ANTHONY ESOLEN
"Dante: The Prison of Autonomy,
the Freedom of Obedience"

 
Our 2008-09 Distinguished Public Speaker Lecture series at the University of Virginia  continued on November 5, when Anthony Esolen, Professor of classical, medieval, and Renaissance literature in the Department of English at Providence College, visited Minor Hall. 
 
Like Virgil, Esolen skillfully--and with a good bit of humor, animation, poetry,and Italian erudition -- led the audience through a rich philosophical theological  treatise on human autonomy and the nature of freedom.But the journey traveled  was not framed by an arid logic; rather, it began with consideration of something close to all of us --a great tree on Jefferson's Lawn--before turning to  the classic literary terrain Esolen knows quite well, if not by heart: Dante's Divine Comedy.  Plunging quickly into -- as he put it -- the "sludge hole," Esolen directed his audience towards the most treacherous, icy and speechless scenes of Dante's Inferno, then past the condemned though admirable guardian Cato, across (with song and hope) to the Island-Mountain of the Purgatorio, where we met several individuals, including the great Italian poet Sordello who warmly welcomes Dante, a fellow compatriot from Mantua.  Ultimately, like all great guides, Esolen ended the journey at its promised ascent, a deeper admiration and gratitude for  the Beatific Vision of the Paradiso.

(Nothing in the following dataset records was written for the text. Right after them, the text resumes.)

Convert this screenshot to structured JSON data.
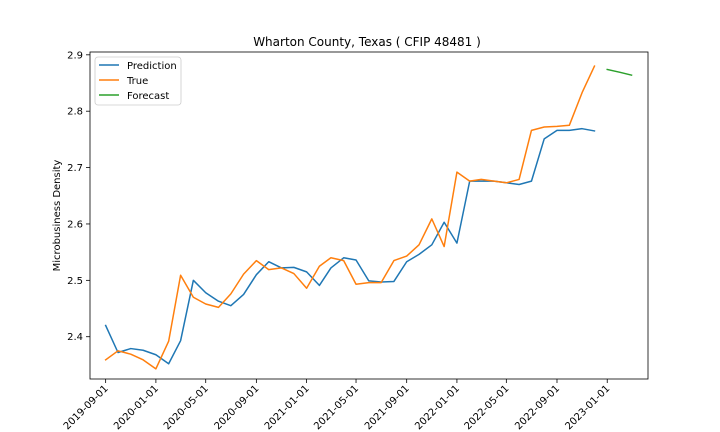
{
  "chart_data": {
    "type": "line",
    "title": "Wharton County, Texas ( CFIP 48481 )",
    "xlabel": "",
    "ylabel": "Microbusiness Density",
    "ylim": [
      2.325,
      2.905
    ],
    "xlim": [
      "2019-07-25",
      "2023-04-10"
    ],
    "x_ticks": [
      "2019-09-01",
      "2020-01-01",
      "2020-05-01",
      "2020-09-01",
      "2021-01-01",
      "2021-05-01",
      "2021-09-01",
      "2022-01-01",
      "2022-05-01",
      "2022-09-01",
      "2023-01-01"
    ],
    "y_ticks": [
      2.4,
      2.5,
      2.6,
      2.7,
      2.8,
      2.9
    ],
    "grid": false,
    "legend_position": "upper-left",
    "series": [
      {
        "name": "Prediction",
        "color": "#1f77b4",
        "x": [
          "2019-09-01",
          "2019-10-01",
          "2019-11-01",
          "2019-12-01",
          "2020-01-01",
          "2020-02-01",
          "2020-03-01",
          "2020-04-01",
          "2020-05-01",
          "2020-06-01",
          "2020-07-01",
          "2020-08-01",
          "2020-09-01",
          "2020-10-01",
          "2020-11-01",
          "2020-12-01",
          "2021-01-01",
          "2021-02-01",
          "2021-03-01",
          "2021-04-01",
          "2021-05-01",
          "2021-06-01",
          "2021-07-01",
          "2021-08-01",
          "2021-09-01",
          "2021-10-01",
          "2021-11-01",
          "2021-12-01",
          "2022-01-01",
          "2022-02-01",
          "2022-03-01",
          "2022-04-01",
          "2022-05-01",
          "2022-06-01",
          "2022-07-01",
          "2022-08-01",
          "2022-09-01",
          "2022-10-01",
          "2022-11-01",
          "2022-12-01"
        ],
        "values": [
          2.42,
          2.372,
          2.379,
          2.376,
          2.368,
          2.352,
          2.393,
          2.5,
          2.478,
          2.463,
          2.455,
          2.475,
          2.51,
          2.533,
          2.522,
          2.523,
          2.515,
          2.491,
          2.522,
          2.54,
          2.536,
          2.499,
          2.497,
          2.498,
          2.533,
          2.546,
          2.563,
          2.603,
          2.566,
          2.676,
          2.676,
          2.676,
          2.673,
          2.67,
          2.676,
          2.751,
          2.766,
          2.766,
          2.769,
          2.765
        ]
      },
      {
        "name": "True",
        "color": "#ff7f0e",
        "x": [
          "2019-09-01",
          "2019-10-01",
          "2019-11-01",
          "2019-12-01",
          "2020-01-01",
          "2020-02-01",
          "2020-03-01",
          "2020-04-01",
          "2020-05-01",
          "2020-06-01",
          "2020-07-01",
          "2020-08-01",
          "2020-09-01",
          "2020-10-01",
          "2020-11-01",
          "2020-12-01",
          "2021-01-01",
          "2021-02-01",
          "2021-03-01",
          "2021-04-01",
          "2021-05-01",
          "2021-06-01",
          "2021-07-01",
          "2021-08-01",
          "2021-09-01",
          "2021-10-01",
          "2021-11-01",
          "2021-12-01",
          "2022-01-01",
          "2022-02-01",
          "2022-03-01",
          "2022-04-01",
          "2022-05-01",
          "2022-06-01",
          "2022-07-01",
          "2022-08-01",
          "2022-09-01",
          "2022-10-01",
          "2022-11-01",
          "2022-12-01"
        ],
        "values": [
          2.359,
          2.375,
          2.369,
          2.359,
          2.343,
          2.392,
          2.509,
          2.47,
          2.458,
          2.452,
          2.476,
          2.511,
          2.535,
          2.519,
          2.522,
          2.512,
          2.486,
          2.525,
          2.54,
          2.535,
          2.493,
          2.496,
          2.496,
          2.535,
          2.543,
          2.563,
          2.609,
          2.56,
          2.692,
          2.676,
          2.679,
          2.676,
          2.673,
          2.679,
          2.766,
          2.772,
          2.773,
          2.775,
          2.833,
          2.88
        ]
      },
      {
        "name": "Forecast",
        "color": "#2ca02c",
        "x": [
          "2023-01-01",
          "2023-02-01",
          "2023-03-01"
        ],
        "values": [
          2.874,
          2.869,
          2.864
        ]
      }
    ]
  }
}
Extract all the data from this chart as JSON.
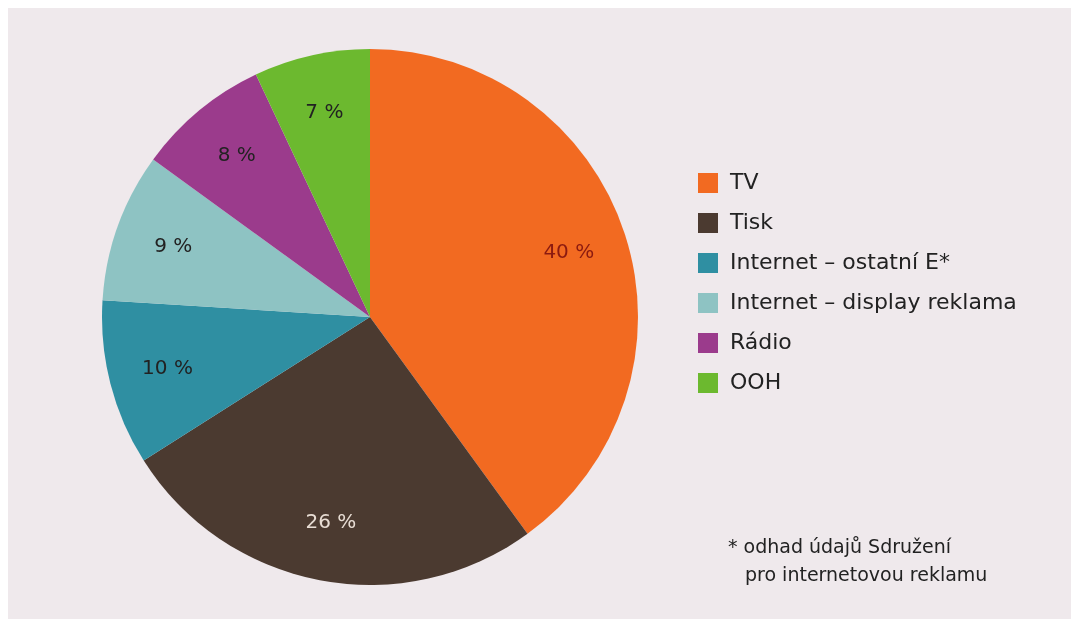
{
  "chart_data": {
    "type": "pie",
    "categories": [
      "TV",
      "Tisk",
      "Internet – ostatní E*",
      "Internet – display reklama",
      "Rádio",
      "OOH"
    ],
    "values": [
      40,
      26,
      10,
      9,
      8,
      7
    ],
    "colors": [
      "#f26a21",
      "#4b3a30",
      "#2f8fa2",
      "#8ec3c3",
      "#9b3b8c",
      "#6cb92f"
    ],
    "value_labels": [
      "40 %",
      "26 %",
      "10 %",
      "9 %",
      "8 %",
      "7 %"
    ],
    "legend": "right",
    "annotations": [
      "* odhad údajů Sdružení pro internetovou reklamu"
    ]
  }
}
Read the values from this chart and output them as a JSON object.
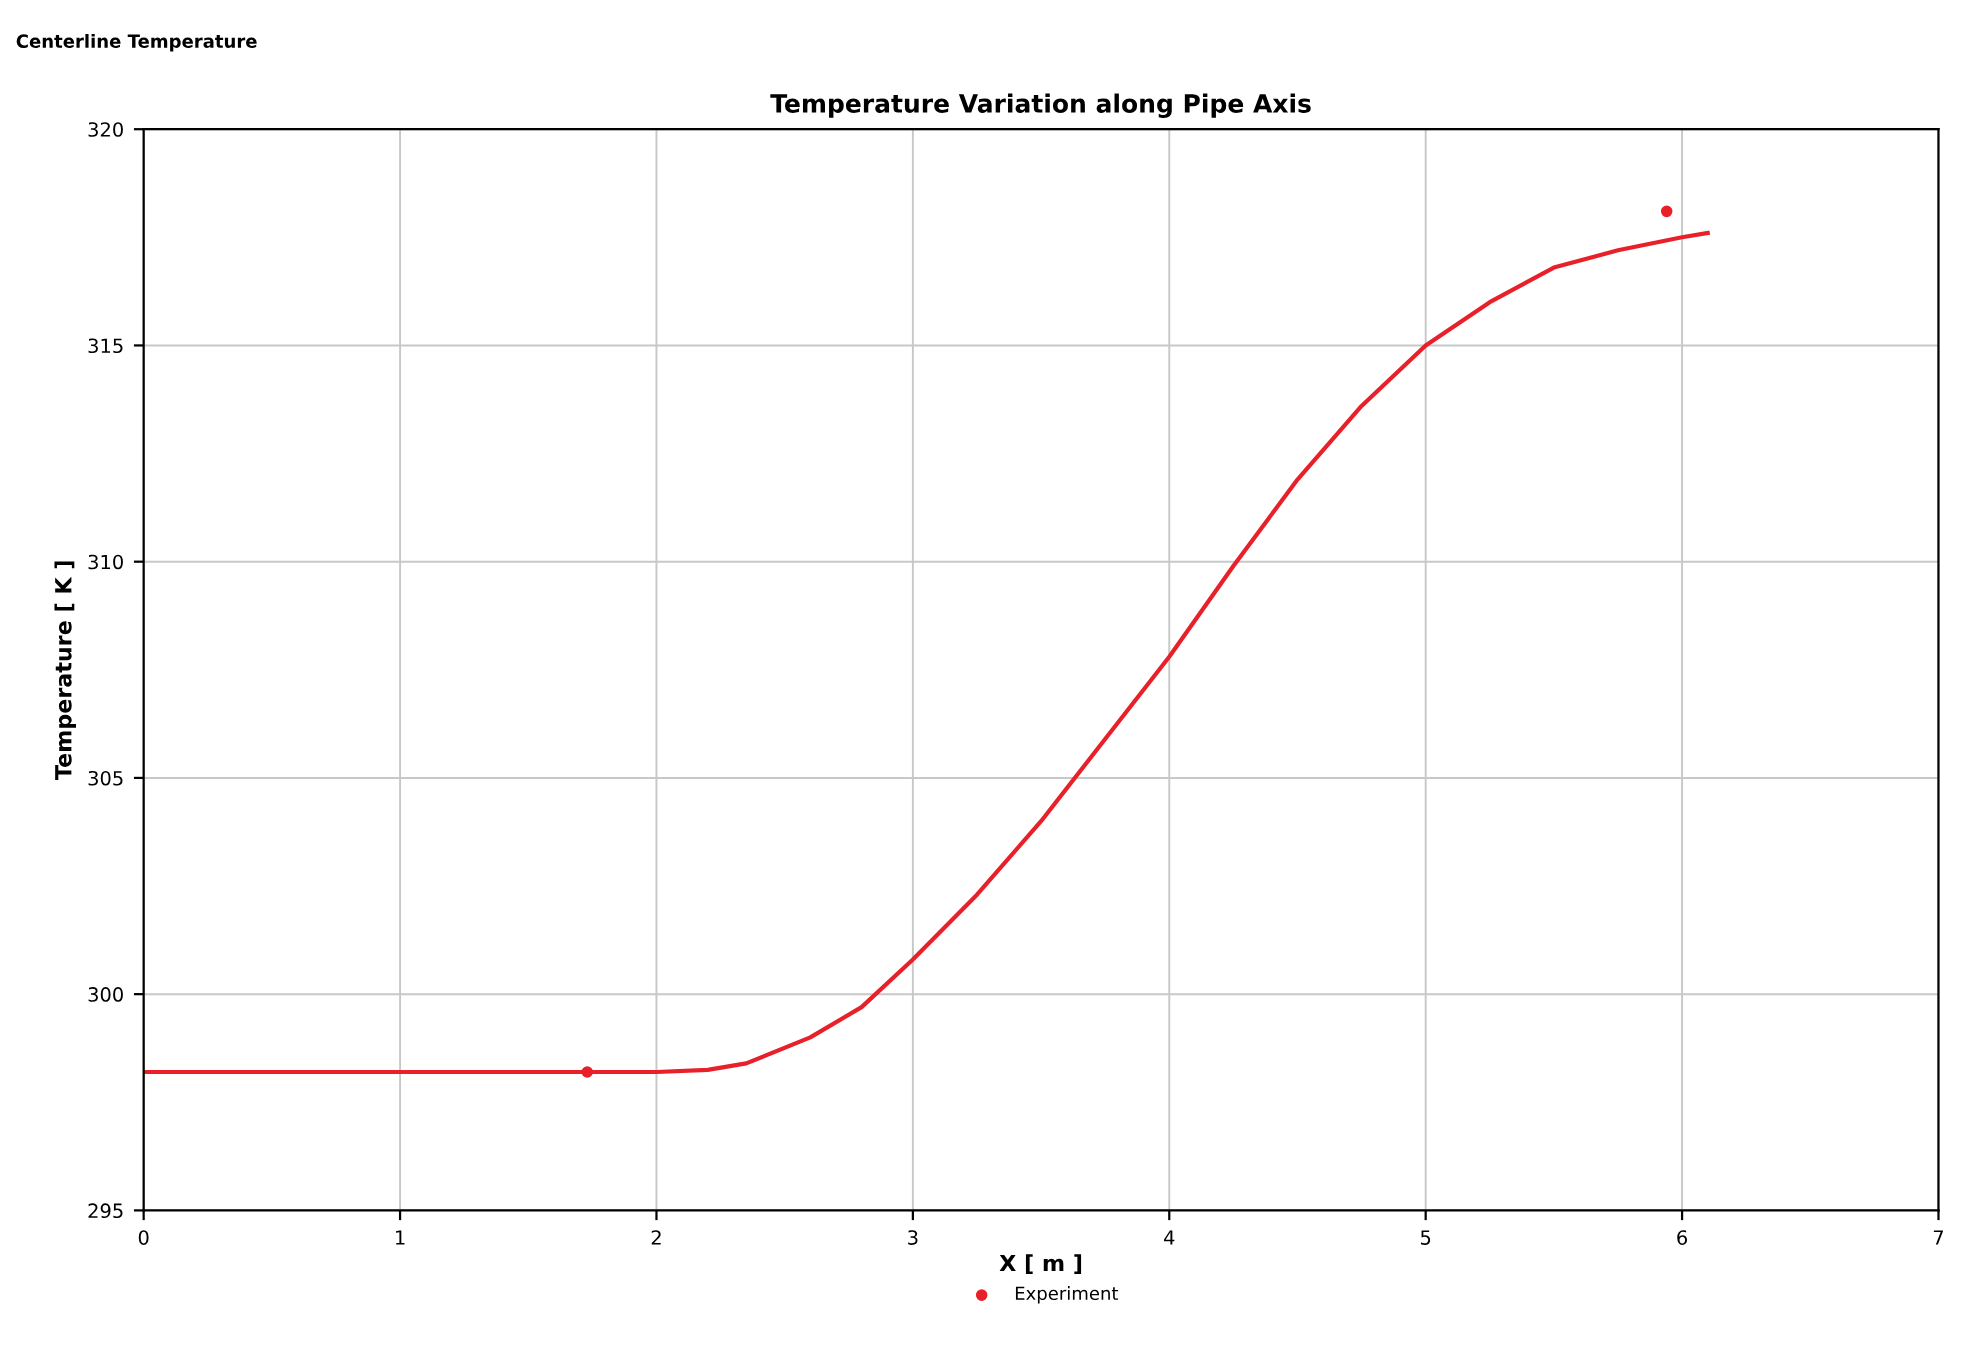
{
  "chart_data": {
    "type": "line",
    "title": "Temperature Variation along Pipe Axis",
    "annotations": [
      "Centerline Temperature"
    ],
    "xlabel": "X [ m ]",
    "ylabel": "Temperature [ K ]",
    "xlim": [
      0,
      7
    ],
    "xticks": [
      0,
      1,
      2,
      3,
      4,
      5,
      6,
      7
    ],
    "ylim": [
      295,
      320
    ],
    "yticks": [
      295,
      300,
      305,
      310,
      315,
      320
    ],
    "grid": true,
    "legend": "bottom",
    "series": [
      {
        "color": "#e8202a",
        "marker": "none",
        "x": [
          0,
          1,
          2.0,
          2.2,
          2.35,
          2.6,
          2.8,
          3.0,
          3.25,
          3.5,
          3.75,
          4.0,
          4.25,
          4.5,
          4.75,
          5.0,
          5.25,
          5.5,
          5.75,
          6.0,
          6.1
        ],
        "values": [
          298.2,
          298.2,
          298.2,
          298.25,
          298.4,
          299.0,
          299.7,
          300.8,
          302.3,
          304.0,
          305.9,
          307.8,
          309.9,
          311.9,
          313.6,
          315.0,
          316.0,
          316.8,
          317.2,
          317.5,
          317.6
        ]
      },
      {
        "type": "scatter",
        "name": "Experiment",
        "color": "#e8202a",
        "marker": "circle",
        "x": [
          1.73,
          5.94
        ],
        "values": [
          298.2,
          318.1
        ]
      }
    ]
  }
}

Tony Esolen is a widely read and respected author, translator of several classic works of literature, and an increasingly popular and anticipated Internet essay blogger. In addition to authoring numerous academic articles on the poetry of Spenser, Shakespeare and Dante, Esolen has translated the Modern Library edition of Dante's Divine Comedy (2003-2007), Torquato Tasso's 16th century epic poem of love and conquest Jerusalem Delivered (Johns Hopkins University Press, 2000), and Lucretius, On the Nature of Things (Johns Hopkins University Press, 1995).  Esolen is the author of two recent books, Ironies of Faith: The Laughter at the Heart of Christian Literature, (2008) and The Politically Incorrect Guide to Western Civilization (2008).



 
The Department of Spanish, Italian, and Portuguese at the University was a cosponsor of this public lecture.